Uma nova análise aos olhos de alguns dos animais mais longevos do planeta poderá revelar pistas moleculares sobre como se preserva a visão durante muito tempo.
Durante anos, muitos cientistas partiram do princípio de que os tubarões-da-Gronelândia (Somniosus microcephalus) teriam, na melhor das hipóteses, uma visão extremamente fraca. Afinal, estes animais passam a maior parte das suas vidas - que podem estender-se por séculos - nas profundezas pouco iluminadas do oceano e, com frequência, apresentam parasitas fixos à córnea.
Contexto: vida nas profundezas e parasitas oculares
Os tubarões-da-Gronelândia vivem quase sempre em águas profundas, chegando a cerca de 1 200 metros abaixo da superfície, embora sejam capazes de descer ainda mais. A essas profundidades, a luz é escassa: a partir de aproximadamente 100 metros, a quantidade de luz que consegue atravessar a coluna de água diminui de forma acentuada. Abaixo de cerca de 1 000 metros, na prática, deixa de existir luz solar.
Esta realidade, somada à elevada prevalência de parasitas oculares, levou muitos investigadores a concluir que estes peixes conseguiriam viver com pouca ou nenhuma acuidade visual. No entanto, uma avaliação molecular, genómica e da estrutura dos tecidos oculares feita por uma equipa internacional veio contrariar essa ideia.
O que a equipa analisou (2020–2024)
Um grupo de investigadores dos Estados Unidos, da Suíça e da Dinamarca verificou agora que os tubarões-da-Gronelândia conseguem ver - e que mantêm um sistema visual funcional durante bastante tempo.
O trabalho baseou-se na análise dos olhos de tubarões-da-Gronelândia capturados e eutanasiados entre 2020 e 2024, ao abrigo de uma licença de investigação emitida pelo governo do território. Todos os exemplares tinham idades estimadas superiores a um século, sendo que o mais velho foi estimado com mais de 130 anos.

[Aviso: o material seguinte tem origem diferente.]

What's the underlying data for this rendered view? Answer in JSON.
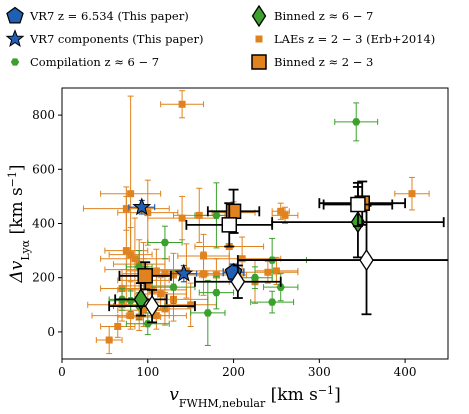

O que descobriram na retina e na rodopsina
Em vertebrados, a retina costuma conter bastonetes e cones, dois tipos de células fotorrecetoras. Os bastonetes são especializados em condições de pouca luz, enquanto os cones sustentam a visão a cores em ambientes mais luminosos. No caso do tubarão-da-Gronelândia, a retina não apresenta cones - uma adaptação também observada num pequeno número de animais que passam a maior parte do tempo em condições de fraca iluminação.
Os investigadores analisaram ainda a rodopsina, uma proteína altamente sensível à luz presente nos bastonetes e indispensável para a visão em baixa luminosidade. Nos tubarões-da-Gronelândia, a sensibilidade da rodopsina atinge o máximo por volta dos 458 nanómetros - um comprimento de onda azul, precisamente onde a ténue luz que chega ao habitat destes tubarões é mais intensa.
As retinas avaliadas mostraram-se saudáveis e sem sinais de degeneração, mesmo em indivíduos com mais de 100 anos, embora o mecanismo de reparação do ADN que poderá contribuir para essa manutenção ainda não tenha sido explorado. As medições da córnea indicaram que estas estruturas continuam a deixar passar a maior parte da luz incidente, mesmo quando existe um parasita fixo.
Longevidade e integridade da retina
No conjunto, os resultados apontam para uma adaptação excecional dos tubarões-da-Gronelândia a uma visão noturna permanente nas águas escuras e profundas onde vivem.
"Os nossos resultados apoiam a presença de um sistema visual preservado e funcional no tubarão-da-Gronelândia adulto, que parece bem adaptado a condições extremas de pouca luz", escrevem os investigadores no artigo.
"O tubarão-da-Gronelândia fornece um exemplo marcante de preservação a longo prazo da integridade da retina, sustentada tanto a nível molecular como histológico, e realça o extraordinário potencial de manutenção neuronal numa longevidade extrema."
A investigação foi publicada na Nature Communications.